How to correctly pass to the script and substitute a variable that is already defined there? My script test.sh:

#!/bin/bash
   
TARGETARCH=amd64

echo $1

When i enter

bash test.sh https://example/$TARGETARCH

i want to see

https://example/amd64

but actually i see

https://example/

What am do wrong?

CodePudding user response：

The first problem with the original approach is that the $TARGETARCH is removed by your calling shell before your script is ever invoked. To prevent that, you need to use quotes:

./yourscript 'https://example.com/$TARGETARCH'

The second problem is that parameter expansions only happen in code, not in data. This is, from a security perspective, a Very Good Thing -- if data were silently treated as code it would be impossible to write secure scripts handling untrusted data -- but it does mean you need to do some more work. The easy thing, in this case, is to export your variable and use GNU envsubst, as long as your operating system provides it:

#!/bin/bash
export TARGETARCH=amd64

substitutedValue=$(envsubst <<<"$1")

echo "Original value was: $1"
echo "Substituted value is: $substitutedValue"

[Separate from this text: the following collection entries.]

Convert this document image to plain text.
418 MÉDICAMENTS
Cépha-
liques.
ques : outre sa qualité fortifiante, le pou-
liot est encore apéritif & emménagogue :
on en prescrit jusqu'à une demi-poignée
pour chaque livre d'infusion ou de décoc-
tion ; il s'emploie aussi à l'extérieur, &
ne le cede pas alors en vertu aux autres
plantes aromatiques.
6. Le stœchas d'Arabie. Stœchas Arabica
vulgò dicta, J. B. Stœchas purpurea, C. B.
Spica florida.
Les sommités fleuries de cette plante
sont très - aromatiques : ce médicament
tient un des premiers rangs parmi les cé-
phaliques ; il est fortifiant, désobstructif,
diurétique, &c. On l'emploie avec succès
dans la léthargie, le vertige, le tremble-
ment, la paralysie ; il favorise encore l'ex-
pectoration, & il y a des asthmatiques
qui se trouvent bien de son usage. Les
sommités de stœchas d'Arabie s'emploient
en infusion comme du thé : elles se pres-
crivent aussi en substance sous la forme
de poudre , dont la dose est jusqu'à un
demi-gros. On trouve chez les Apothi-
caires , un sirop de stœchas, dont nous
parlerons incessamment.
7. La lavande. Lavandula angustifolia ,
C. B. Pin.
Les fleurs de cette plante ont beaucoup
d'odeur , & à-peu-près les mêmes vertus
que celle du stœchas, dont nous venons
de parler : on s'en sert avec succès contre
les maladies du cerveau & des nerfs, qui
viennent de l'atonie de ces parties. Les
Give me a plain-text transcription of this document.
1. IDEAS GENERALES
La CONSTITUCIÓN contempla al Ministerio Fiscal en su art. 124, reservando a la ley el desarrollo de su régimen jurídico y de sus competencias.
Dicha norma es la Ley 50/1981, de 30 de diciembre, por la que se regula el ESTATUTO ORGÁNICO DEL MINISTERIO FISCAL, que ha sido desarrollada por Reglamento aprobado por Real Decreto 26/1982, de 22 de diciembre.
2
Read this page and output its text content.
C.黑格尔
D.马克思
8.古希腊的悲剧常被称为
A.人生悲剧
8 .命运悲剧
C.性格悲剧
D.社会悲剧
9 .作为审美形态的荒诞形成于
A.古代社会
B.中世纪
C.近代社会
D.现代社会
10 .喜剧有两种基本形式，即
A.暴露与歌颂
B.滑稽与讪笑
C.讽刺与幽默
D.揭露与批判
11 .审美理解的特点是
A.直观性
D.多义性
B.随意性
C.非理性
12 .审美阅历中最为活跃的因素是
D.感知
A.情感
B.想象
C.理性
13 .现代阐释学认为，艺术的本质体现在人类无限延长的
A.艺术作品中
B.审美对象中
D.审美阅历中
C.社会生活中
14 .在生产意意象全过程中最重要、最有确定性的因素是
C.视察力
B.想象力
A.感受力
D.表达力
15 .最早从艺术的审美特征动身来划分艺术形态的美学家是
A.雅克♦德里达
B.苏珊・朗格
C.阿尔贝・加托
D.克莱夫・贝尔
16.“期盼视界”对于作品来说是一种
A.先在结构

See the above running in an online sandbox at https://replit.com/@CharlesDuffy2/EcstaticAfraidComputeranimation#replit.nix

_{Note the use of yourscript instead of test.sh here -- using .sh file extensions, especially for bash scripts as opposed to sh scripts, is an antipattern; the essay at https://www.talisman.org/~erlkonig/documents/commandname-extensions-considered-harmful/ has been linked by the #bash IRC channel on this topic for over a decade.}

_{For similar reasons, changing bash yourscript to ./yourscript lets the #!/usr/bin/env bash line select an interpreter, so you aren't repeating the "bash" name in multiple places, leading to the risk of those places getting out of sync with each other.}